Recipe from Plenty More by Yotam Ottolengthi
(serves 4-6)
So i was inspired recently to pick up one of our many many recipe books and actually cook something out of it! Not just flick through and drool over the pretty pictures, then half-heartedly make something similar using the concept or the main ingredients as a base for creating my own thing. Paul's sister inspired me as she had a fancy italian recipe book out and it's been quite fun actually! I chose this Ottolenghi book because it has some really creative ways to prepare and assemble vegetables, so it's been an eye-opener and great way to learn some new techniques. It is a bit more of a hassle to make sure i've got everything in advance, but otherwise well worth the effort!
This blanched beetroot and snowpea sprouts salad is very fresh with the herbs, better with fresh peas rather than frozen though!
Prep time: 20 min
Cooking time: 10 min
Snow pea sprouts and beetroot |
Ingredients
4 medium beetroot
1 small red onion
2 T red wine vinegar
60mL olive oil
1/2 tsp caster sugar
1-3 tsp Tabasco sauce
2 medium avocados
10g coriander leaves
10g mint leaves
30g snowpea shoots
100g peas, fresh or frozen (but much better fresh!)
Method
1. Peel the beetroot (preferably with gloves on otherwise your hands will be stained!) and slice 2-3mm thick. You may need to halve them if the beetroot are large.

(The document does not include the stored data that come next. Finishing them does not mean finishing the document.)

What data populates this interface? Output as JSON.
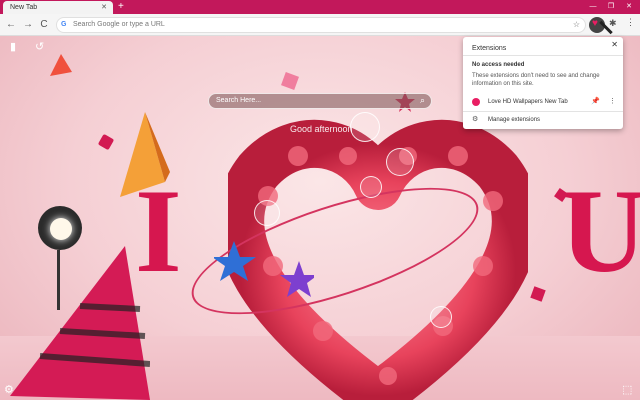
{
  "browser": {
    "tab_title": "New Tab",
    "tab_close": "✕",
    "new_tab": "+",
    "window_minimize": "—",
    "window_restore": "❐",
    "window_close": "✕",
    "back": "←",
    "forward": "→",
    "reload": "C",
    "omnibox_placeholder": "Search Google or type a URL",
    "omnibox_g": "G",
    "bookmark_star": "☆",
    "extension_heart": "♥",
    "puzzle": "✱",
    "menu": "⋮"
  },
  "new_tab_page": {
    "search_placeholder": "Search Here...",
    "search_icon": "⌕",
    "greeting": "Good afternoon",
    "letter_left": "I",
    "letter_right": "U",
    "bookmark_icon": "▮",
    "history_icon": "↺",
    "settings_icon": "⚙",
    "top_right_icon": "⬚"
  },
  "extensions_popup": {
    "title": "Extensions",
    "close": "✕",
    "heading": "No access needed",
    "description": "These extensions don't need to see and change information on this site.",
    "items": [
      {
        "label": "Love HD Wallpapers New Tab",
        "pin": "📌",
        "menu": "⋮"
      }
    ],
    "manage_icon": "⚙",
    "manage_label": "Manage extensions"
  },
  "colors": {
    "accent": "#d6174f",
    "tabstrip": "#c2185b",
    "pin": "#1a73e8"
  }
}
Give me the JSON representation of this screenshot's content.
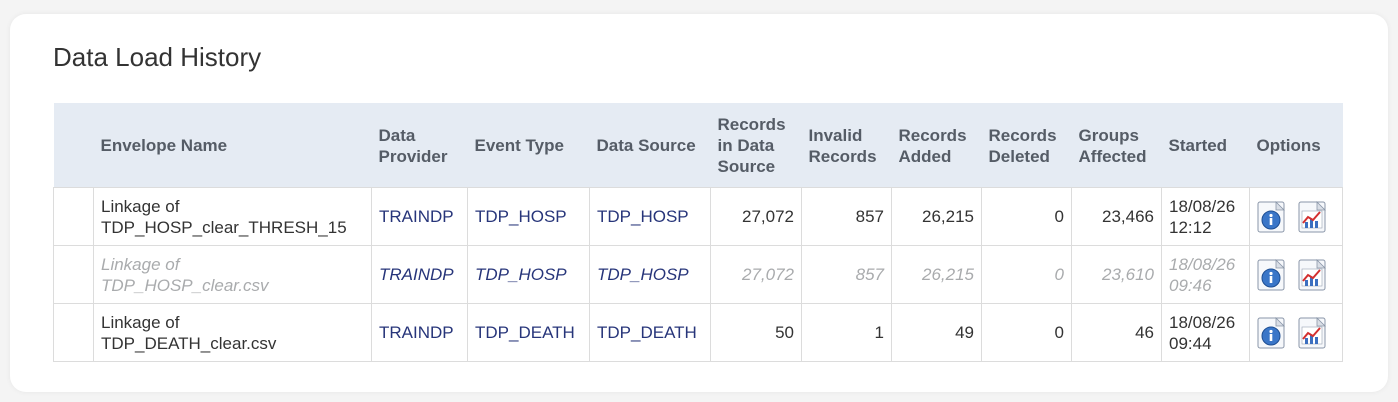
{
  "page": {
    "title": "Data Load History"
  },
  "table": {
    "headers": {
      "envelope_name": "Envelope Name",
      "data_provider": [
        "Data",
        "Provider"
      ],
      "event_type": "Event Type",
      "data_source": "Data Source",
      "records_in_source": [
        "Records",
        "in Data",
        "Source"
      ],
      "invalid_records": [
        "Invalid",
        "Records"
      ],
      "records_added": [
        "Records",
        "Added"
      ],
      "records_deleted": [
        "Records",
        "Deleted"
      ],
      "groups_affected": [
        "Groups",
        "Affected"
      ],
      "started": "Started",
      "options": "Options"
    },
    "rows": [
      {
        "envelope_name": [
          "Linkage of",
          "TDP_HOSP_clear_THRESH_15"
        ],
        "data_provider": "TRAINDP",
        "event_type": "TDP_HOSP",
        "data_source": "TDP_HOSP",
        "records_in_source": "27,072",
        "invalid_records": "857",
        "records_added": "26,215",
        "records_deleted": "0",
        "groups_affected": "23,466",
        "started": [
          "18/08/26",
          "12:12"
        ],
        "muted": false
      },
      {
        "envelope_name": [
          "Linkage of",
          "TDP_HOSP_clear.csv"
        ],
        "data_provider": "TRAINDP",
        "event_type": "TDP_HOSP",
        "data_source": "TDP_HOSP",
        "records_in_source": "27,072",
        "invalid_records": "857",
        "records_added": "26,215",
        "records_deleted": "0",
        "groups_affected": "23,610",
        "started": [
          "18/08/26",
          "09:46"
        ],
        "muted": true
      },
      {
        "envelope_name": [
          "Linkage of",
          "TDP_DEATH_clear.csv"
        ],
        "data_provider": "TRAINDP",
        "event_type": "TDP_DEATH",
        "data_source": "TDP_DEATH",
        "records_in_source": "50",
        "invalid_records": "1",
        "records_added": "49",
        "records_deleted": "0",
        "groups_affected": "46",
        "started": [
          "18/08/26",
          "09:44"
        ],
        "muted": false
      }
    ],
    "option_icons": [
      "info-icon",
      "chart-icon"
    ]
  },
  "colors": {
    "header_bg": "#e5ebf3",
    "link": "#27357a",
    "muted_text": "#a9abad"
  }
}
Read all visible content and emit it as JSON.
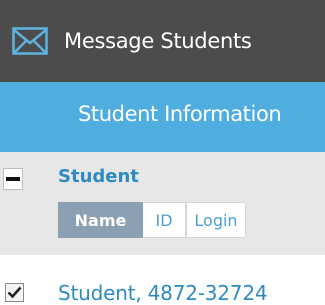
{
  "header": {
    "title": "Message Students",
    "icon": "envelope-icon",
    "background": "#4c4c4c"
  },
  "info_bar": {
    "label": "Student Information",
    "background": "#4faedf"
  },
  "table": {
    "column_header": "Student",
    "sort_options": [
      {
        "label": "Name",
        "selected": true
      },
      {
        "label": "ID",
        "selected": false
      },
      {
        "label": "Login",
        "selected": false
      }
    ],
    "rows": [
      {
        "name": "Student, 4872-32724",
        "checked": true
      }
    ]
  },
  "colors": {
    "link": "#2d8bc2",
    "selected_sort": "#8ca0b4"
  }
}
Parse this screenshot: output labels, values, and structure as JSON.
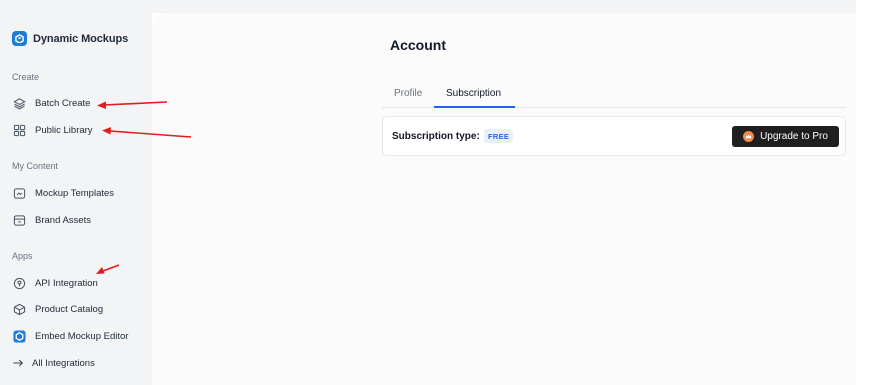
{
  "brand": {
    "name": "Dynamic Mockups",
    "logo_color": "#1e7bd6"
  },
  "sidebar": {
    "sections": [
      {
        "label": "Create",
        "items": [
          {
            "label": "Batch Create",
            "icon": "layers-icon"
          },
          {
            "label": "Public Library",
            "icon": "grid-icon"
          }
        ]
      },
      {
        "label": "My Content",
        "items": [
          {
            "label": "Mockup Templates",
            "icon": "template-icon"
          },
          {
            "label": "Brand Assets",
            "icon": "box-icon"
          }
        ]
      },
      {
        "label": "Apps",
        "items": [
          {
            "label": "API Integration",
            "icon": "api-icon"
          },
          {
            "label": "Product Catalog",
            "icon": "cube-icon"
          },
          {
            "label": "Embed Mockup Editor",
            "icon": "app-logo-icon"
          },
          {
            "label": "All Integrations",
            "icon": "arrow-right-icon"
          }
        ]
      }
    ]
  },
  "main": {
    "title": "Account",
    "tabs": [
      {
        "label": "Profile",
        "active": false
      },
      {
        "label": "Subscription",
        "active": true
      }
    ],
    "subscription": {
      "label": "Subscription type:",
      "plan": "FREE",
      "upgrade_label": "Upgrade to Pro"
    }
  },
  "colors": {
    "sidebar_bg": "#f3f4f6",
    "accent": "#2563eb",
    "button_bg": "#1f1f1f",
    "annotation_arrow": "#e11d1d"
  }
}
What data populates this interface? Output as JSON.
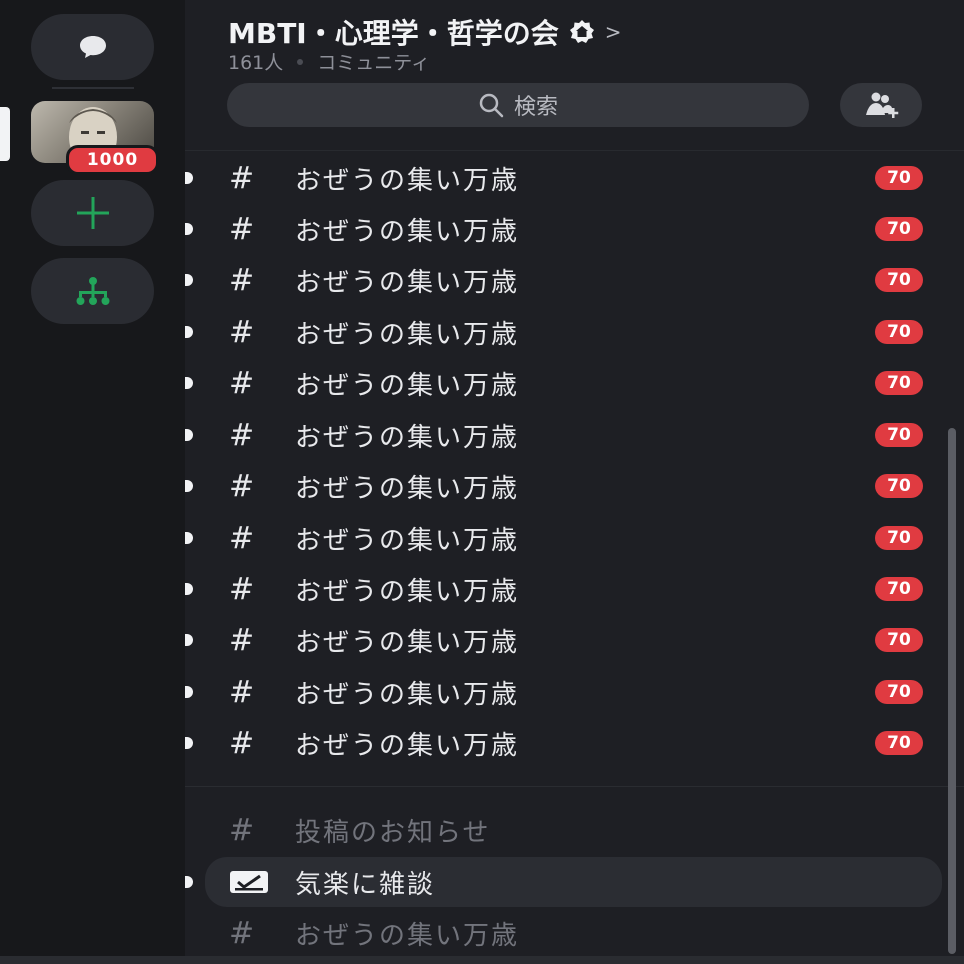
{
  "server": {
    "name": "MBTI・心理学・哲学の会",
    "member_count": "161人",
    "type": "コミュニティ",
    "notification_badge": "1000"
  },
  "search": {
    "placeholder": "検索"
  },
  "channels": [
    {
      "name": "おぜうの集い万歳",
      "badge": "70",
      "unread": true
    },
    {
      "name": "おぜうの集い万歳",
      "badge": "70",
      "unread": true
    },
    {
      "name": "おぜうの集い万歳",
      "badge": "70",
      "unread": true
    },
    {
      "name": "おぜうの集い万歳",
      "badge": "70",
      "unread": true
    },
    {
      "name": "おぜうの集い万歳",
      "badge": "70",
      "unread": true
    },
    {
      "name": "おぜうの集い万歳",
      "badge": "70",
      "unread": true
    },
    {
      "name": "おぜうの集い万歳",
      "badge": "70",
      "unread": true
    },
    {
      "name": "おぜうの集い万歳",
      "badge": "70",
      "unread": true
    },
    {
      "name": "おぜうの集い万歳",
      "badge": "70",
      "unread": true
    },
    {
      "name": "おぜうの集い万歳",
      "badge": "70",
      "unread": true
    },
    {
      "name": "おぜうの集い万歳",
      "badge": "70",
      "unread": true
    },
    {
      "name": "おぜうの集い万歳",
      "badge": "70",
      "unread": true
    }
  ],
  "lower_channels": [
    {
      "name": "投稿のお知らせ",
      "icon": "hash-icon"
    },
    {
      "name": "気楽に雑談",
      "icon": "forum-icon"
    },
    {
      "name": "おぜうの集い万歳",
      "icon": "hash-icon"
    }
  ],
  "colors": {
    "badge": "#e03b41",
    "accent_green": "#23a55a"
  }
}
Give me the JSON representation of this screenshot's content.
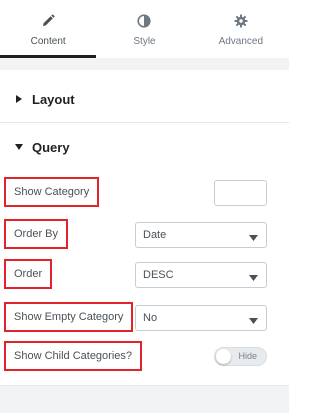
{
  "tabs": [
    {
      "label": "Content",
      "icon": "pencil-icon",
      "active": true
    },
    {
      "label": "Style",
      "icon": "half-circle-icon",
      "active": false
    },
    {
      "label": "Advanced",
      "icon": "gear-icon",
      "active": false
    }
  ],
  "sections": {
    "layout": {
      "title": "Layout",
      "icon": "caret-right-icon"
    },
    "query": {
      "title": "Query",
      "icon": "caret-down-icon"
    }
  },
  "controls": {
    "show_category": {
      "label": "Show Category",
      "value": ""
    },
    "order_by": {
      "label": "Order By",
      "value": "Date"
    },
    "order": {
      "label": "Order",
      "value": "DESC"
    },
    "show_empty_category": {
      "label": "Show Empty Category",
      "value": "No"
    },
    "show_child_categories": {
      "label": "Show Child Categories?",
      "toggle_text": "Hide",
      "enabled": false
    }
  },
  "colors": {
    "highlight_border": "#e2232a",
    "active_tab_underline": "#1f1f1f",
    "panel_strip": "#f1f3f5"
  }
}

2. Bring a large pot of water to the boil and add the beetroot. Blanch for 5-7 minutes until semi-cooked but still retaining a bite. Rinse under cold water and pat dry.
NB. The original recipe says 3-5 minutes, but i haven't quite gotten used to such hard beetroot yet!
3. Thinly slice the red onion and place in a bowl with the beetroot, vinegar, oil, sugar, chilli sauce, 1 tsp salt and black pepper. Toss gently and leave aside for 15 minutes.
4. Quickly blanch the peas for 1-2 minutes and rinse with cold water and pat dry.
5. When ready to serve, spread half the beetroot mixture on a shallow plate, top with snow pea sprouts, half the mint, coriander and avocado thinly sliced.
6. Top with the remaining beetroot mixture.
7. Sprinkle the peas over and assemble the remaining ingredients and drizzle with olive oil and serve as a side to roast or BBQ meat!